For a while, the two sat there in complete silence, staring at all the strange locked doors on the canvases around the room. After their glasses were empty, Sita sat up and asked, “Is that a record player over there?”
He nodded. “I got it as a present after my first painting was sold.”
“Do you have any records down here?”
“Nope,” he said with a sigh. “They’re all upstairs in the parlor.”
“Alright, wait here.” She gave him a peck on the lips and rushed upstairs, coming back a few minutes later with a few vinyls, putting the first one gingerly into the record player. She waited for it to spin up, and as the music began, she extended her hand. “Care for a dance?”
He immediately recognized the high pitched background vocals and the softness of the old drums. “Paul Anka?” he asked.
Indeed, his voice began as Sita nodded. “Put your head on my shoulder,” he began.
Ellis rose and took her hand. “This was the first song-”
“The first song we ever danced to,” she finished, pulling his body close and putting her head on his chest.
He began to lead a slow dance. “That was at the Starlight Club, wasn’t it?”
Ellis could feel her cheeks tighten against his shirt as she smiled. “It was. I couldn’t believe it when you came up to me.”
“I couldn’t believe it when you accepted my offer to dance,” whispered Ellis.
“How could I not?” asked Sita, “Those baby blue eyes and… all that.”
The music crescendoed and the two lovers kissed amidst the art. Somewhere a million miles away, the older Michael Ellis awoke from the memory, staring at the same couch, now covered by a dozen useless paintings filled with locked doors. Sita had died just two years after that moment, and perhaps it was then that the color began draining from his art and his life.
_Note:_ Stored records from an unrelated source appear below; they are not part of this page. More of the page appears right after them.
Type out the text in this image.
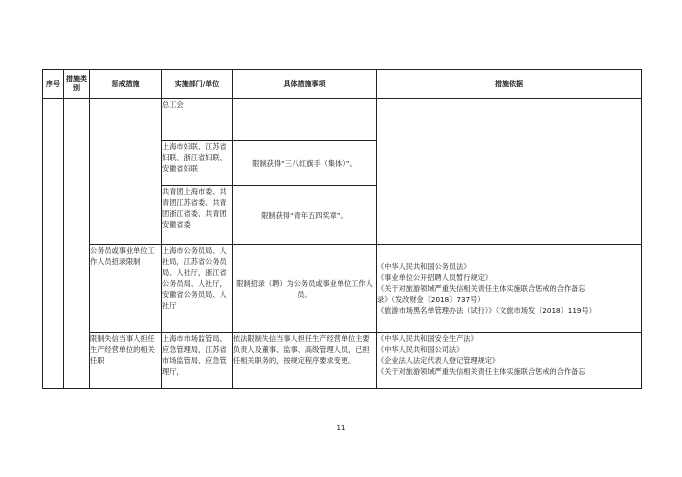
序号	措施类别	惩戒措施	实施部门/单位	具体措施事项	措施依据
			总工会		
			上海市妇联、江苏省妇联、浙江省妇联、安徽省妇联	限制获得“三八红旗手（集体）”。	
			共青团上海市委、共青团江苏省委、共青团浙江省委、共青团安徽省委	限制获得“青年五四奖章”。	
		公务员或事业单位工作人员招录限制	上海市公务员局、人社局，江苏省公务员局、人社厅，浙江省公务员局、人社厅，安徽省公务员局、人社厅	限制招录（聘）为公务员或事业单位工作人员。	《中华人民共和国公务员法》

《事业单位公开招聘人员暂行规定》

《关于对旅游领域严重失信相关责任主体实施联合惩戒的合作备忘

录》（发改财金〔2018〕737号）

《旅游市场黑名单管理办法（试行）》（文旅市场发〔2018〕119号）

		限制失信当事人担任生产经营单位的相关任职	上海市市场监管局、应急管理局，江苏省市场监管局、应急管理厅，	依法限制失信当事人担任生产经营单位主要负责人及董事、监事、高级管理人员，已担任相关职务的，按规定程序要求变更。	《中华人民共和国安全生产法》

《中华人民共和国公司法》

《企业法人法定代表人登记管理规定》

《关于对旅游领域严重失信相关责任主体实施联合惩戒的合作备忘

11
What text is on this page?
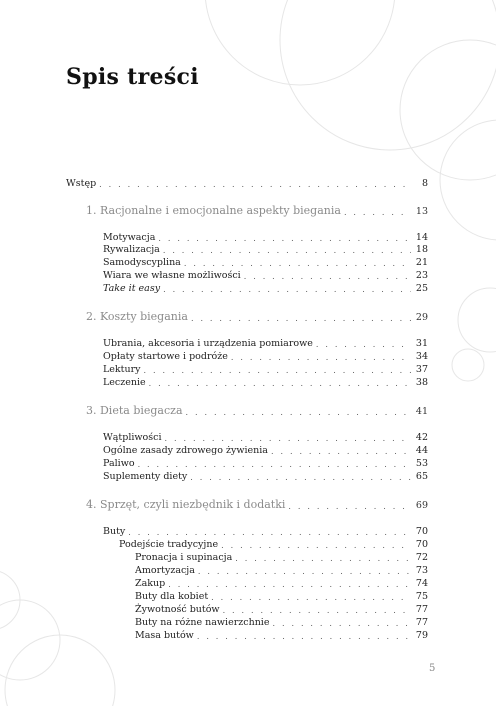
Spis treści
Wstęp . . .	8
1. Racjonalne i emocjonalne aspekty biegania . . .	13
Motywacja . . .	14
Rywalizacja . . .	18
Samodyscyplina . . .	21
Wiara we własne możliwości . . .	23
Take it easy . . .	25
2. Koszty biegania . . .	29
Ubrania, akcesoria i urządzenia pomiarowe . . .	31
Opłaty startowe i podróże . . .	34
Lektury . . .	37
Leczenie . . .	38
3. Dieta biegacza . . .	41
Wątpliwości . . .	42
Ogólne zasady zdrowego żywienia . . .	44
Paliwo . . .	53
Suplementy diety . . .	65
4. Sprzęt, czyli niezbędnik i dodatki . . .	69
Buty . . .	70
Podejście tradycyjne . . .	70
Pronacja i supinacja . . .	72
Amortyzacja . . .	73
Zakup . . .	74
Buty dla kobiet . . .	75
Żywotność butów . . .	77
Buty na różne nawierzchnie . . .	77
Masa butów . . .	79
5
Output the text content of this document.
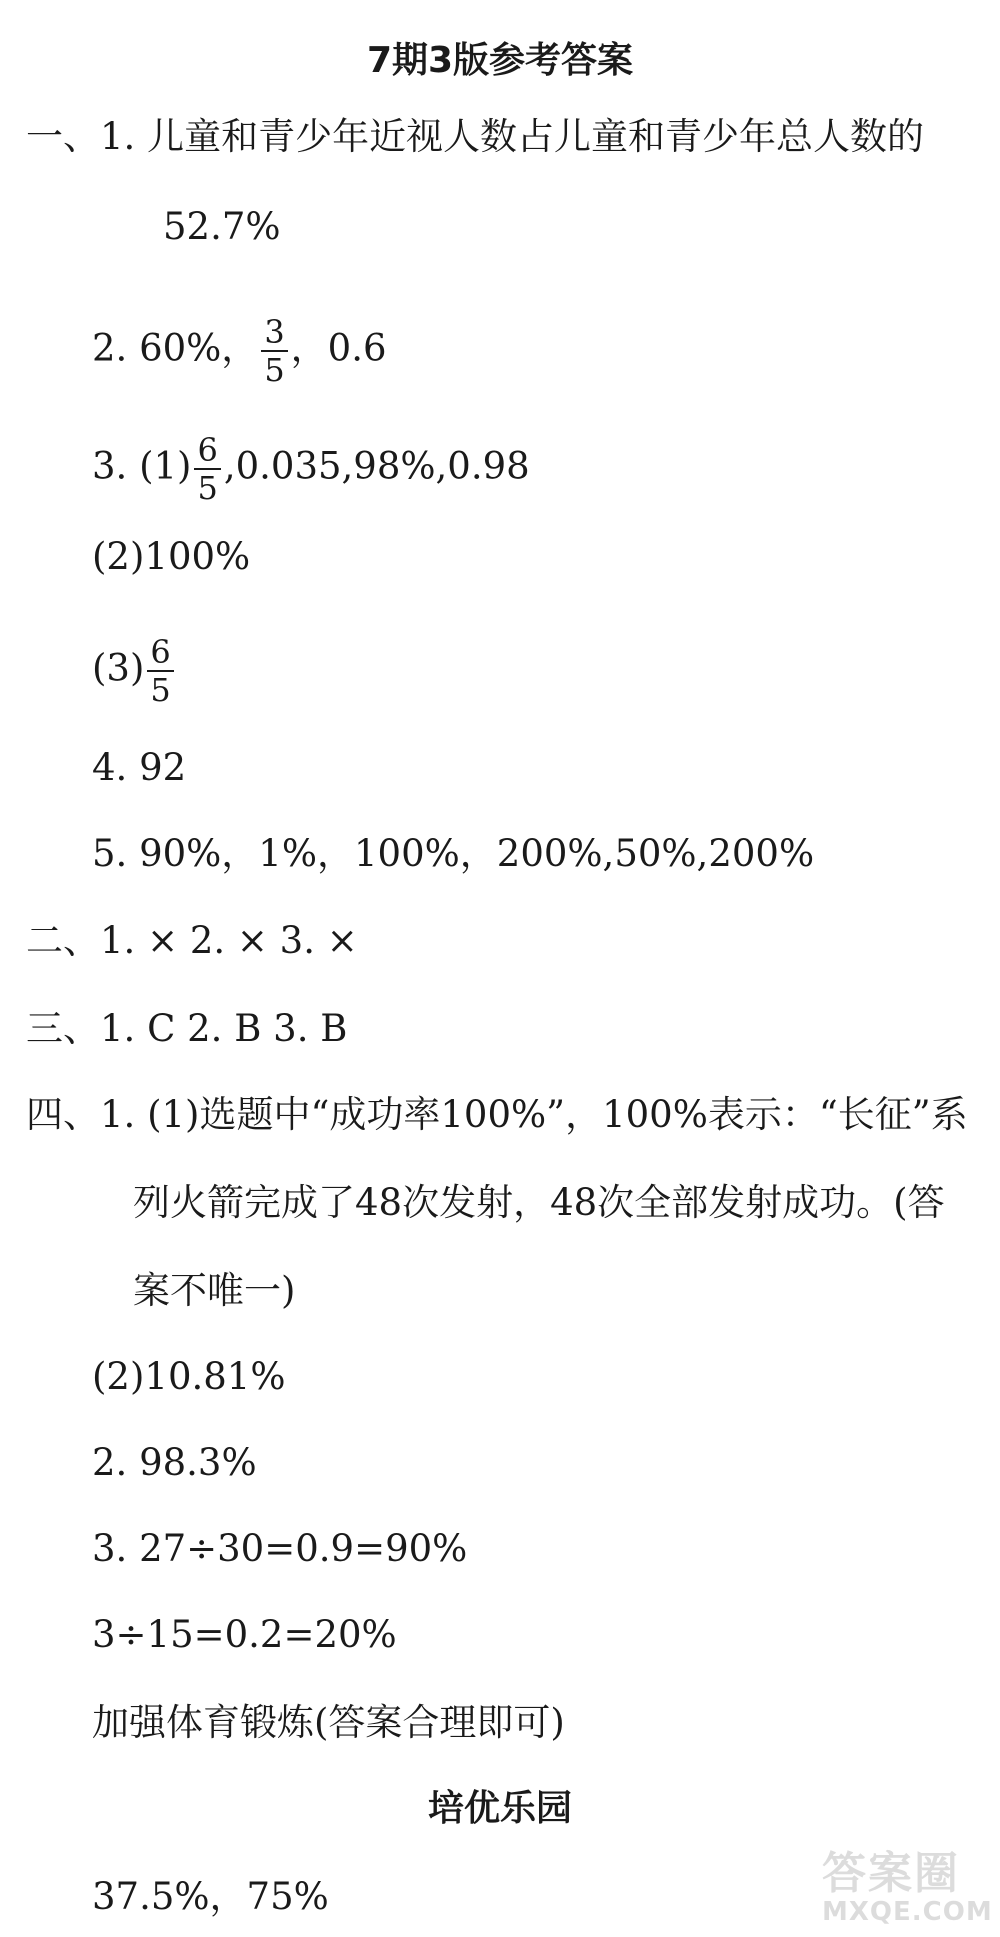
7期3版参考答案
一、1. 儿童和青少年近视人数占儿童和青少年总人数的
52.7%
2. 60%， $\frac{3}{5}$ ，0.6
3. $(1) \frac{6}{5} ,0.035,98\%,0.98$
(2)100%
$(3) \frac{6}{5}$
4. 92
5. 90%，1%，100%，200%,50%,200%
二、1. × 2. × 3. ×
三、1. C 2. B 3. B
四、1. (1)选题中“成功率100%”，100%表示：“长征”系
列火箭完成了48次发射，48次全部发射成功。(答
案不唯一)
(2)10.81%
2. 98.3%
3. 27÷30=0.9=90%
3÷15=0.2=20%
加强体育锻炼(答案合理即可)
培优乐园
37.5%，75%	答案圈
MXQE.COM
The locked doors were still there in every painting, but for some time now they had been white, and something else had been behind them. Ellis moved to the right side of the room, where his first ever locked door painting stood. There were some materials there, so he pushed the canvas aside and pulled up a new one, grabbing a brush in his hand. Soon, he thought, the door will open.